Moreover, network meta-analyses do not possess the validity of head-to-head clinical trials and it is important to recognize the approach’s limitations. By extrapolating the available data, network meta-analysis makes indirect comparisons between treatments not subject to head-to head clinical trials. As is the case for traditional meta-analysis, because randomization only holds within and not across the clinical trials included in a network meta-analysis, there is a risk of consistency violations, ie, that patients included in different comparisons are dissimilar. Therefore, a firm conclusion can be best drawn when a network meta-analysis is restricted to well-conducted, adequately powered randomized trials including similar patient populations.
These caveats notwithstanding, evidence suggests that results from well-conducted network meta-analyses are typically consistent with those from head-to-head randomized clinical trials.27
Further, while adequately powered prospective randomized clinical trials comparing all competing treatments provide the most robust information, they are infeasible in practice. Network meta-analysis approaches likely will become increasingly recognized and accepted as the source of this evidence, since they allow decision makers to immediately compare treatments as new evidence and treatments are produced.

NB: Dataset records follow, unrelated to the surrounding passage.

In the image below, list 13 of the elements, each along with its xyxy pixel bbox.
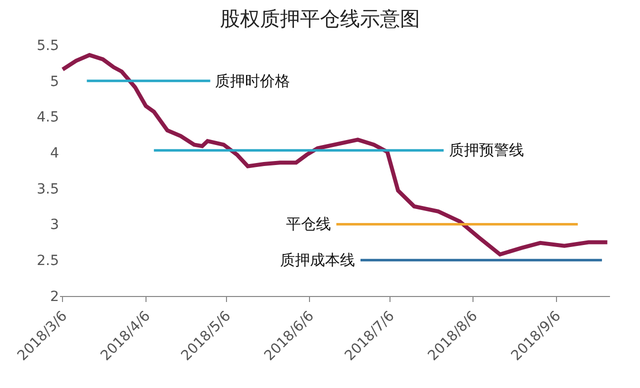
- series-label: 质押时价格: [215, 72, 290, 90]
- y-tick-label: 3: [50, 217, 59, 234]
- y-tick-label: 3.5: [36, 181, 59, 198]
- y-tick-label: 5.5: [36, 38, 59, 54]
- y-tick-label: 5: [50, 74, 59, 90]
- chart-title: 股权质押平仓线示意图: [220, 6, 420, 31]
- y-tick-label: 4.5: [36, 110, 59, 126]
- y-tick-label: 2: [50, 288, 59, 305]
- series-label: 质押预警线: [449, 141, 524, 159]
- series-label: 质押成本线: [280, 251, 355, 269]
- y-tick-label: 4: [50, 145, 60, 162]
- series-label: 平仓线: [286, 215, 331, 233]
- y-tick-label: 2.5: [36, 253, 59, 270]
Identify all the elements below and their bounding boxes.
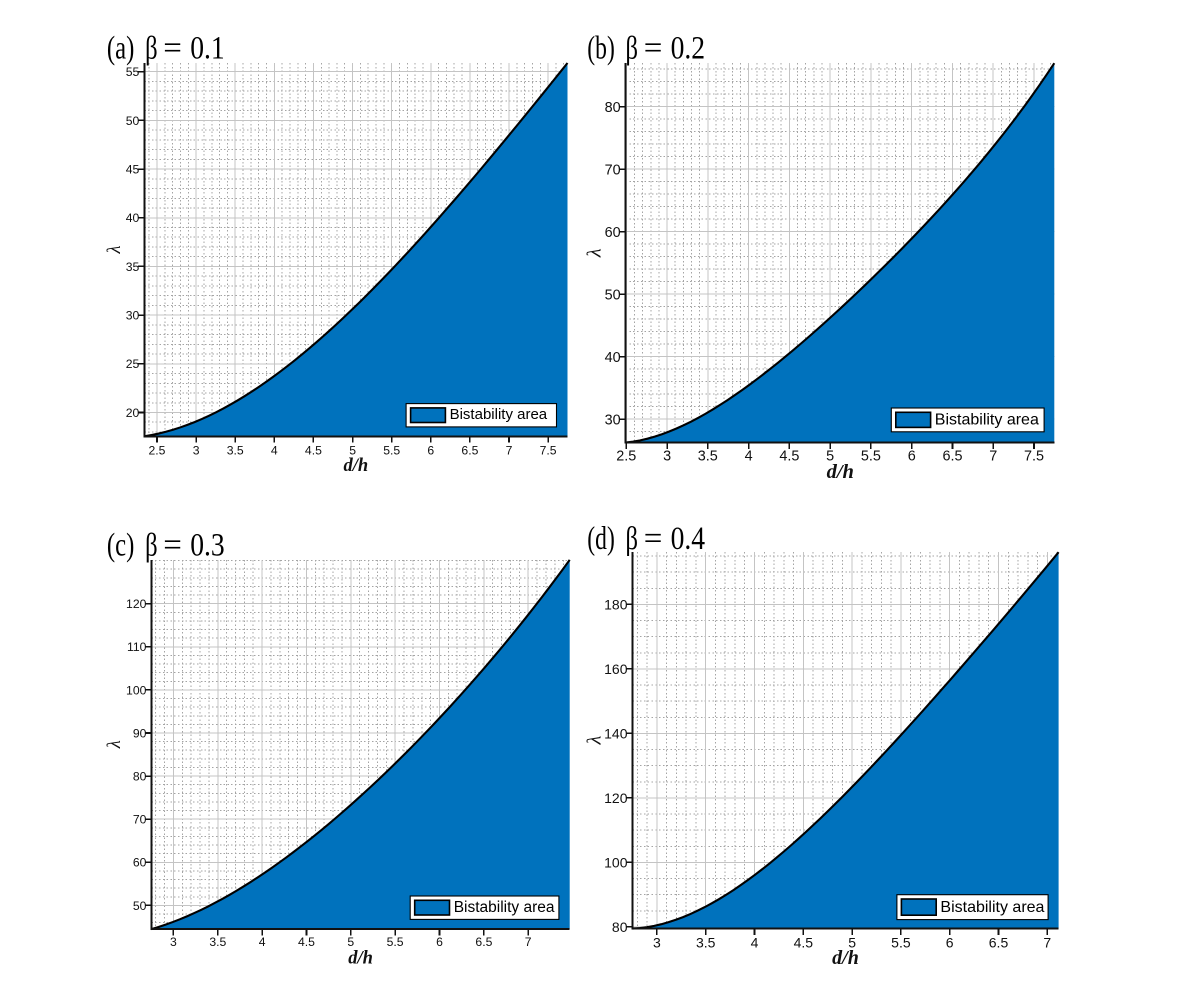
svg-text:d/h: d/h — [348, 949, 373, 969]
svg-text:40: 40 — [126, 211, 140, 225]
svg-text:35: 35 — [126, 260, 140, 274]
svg-text:4.5: 4.5 — [298, 935, 315, 949]
svg-text:5.5: 5.5 — [891, 934, 911, 950]
svg-text:(a)β=0.1: (a) β = 0.1 — [107, 31, 225, 67]
svg-text:7: 7 — [1043, 934, 1051, 950]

We did not include osteoporosis treatments administered in an outpatient setting (eg, denosumab and zoledronic acid), because they are typically not part of the pharmacy benefit. While including outpatient drugs in the analysis would more comprehensively account for osteoporosis therapeutic options, the study would need to be redesigned and expanded beyond the scope of a pharmacy benefit.
Osteoporosis was particularly amenable to this study as fracture occurrence is the predominant cause of disease- related morbidity and costs. Minimizing fractures leads to unambiguous health benefits for patients, and the avoidance of costly hospitalizations for the health plan. While this approach could be in theory extended to other indications, complex chronic diseases with multiple health states would require a more elaborate disease model and simulation approach.
Our approach illustrates the potential of using existing systematic review evidence and established evidence synthesis techniques for V-BID. It is a novel evidencebased approach that relies on comparative effectivenes evidence, and allows all available clinical trial evidence to be accounted for. While pharmacy benefit design should be informed by well-structured randomized controlled trials when available, we show that applying properly done network meta-analysis can provide insights where trials alone are lacking, and a realistic means of simulating the clinical and economic benefits of V-BID.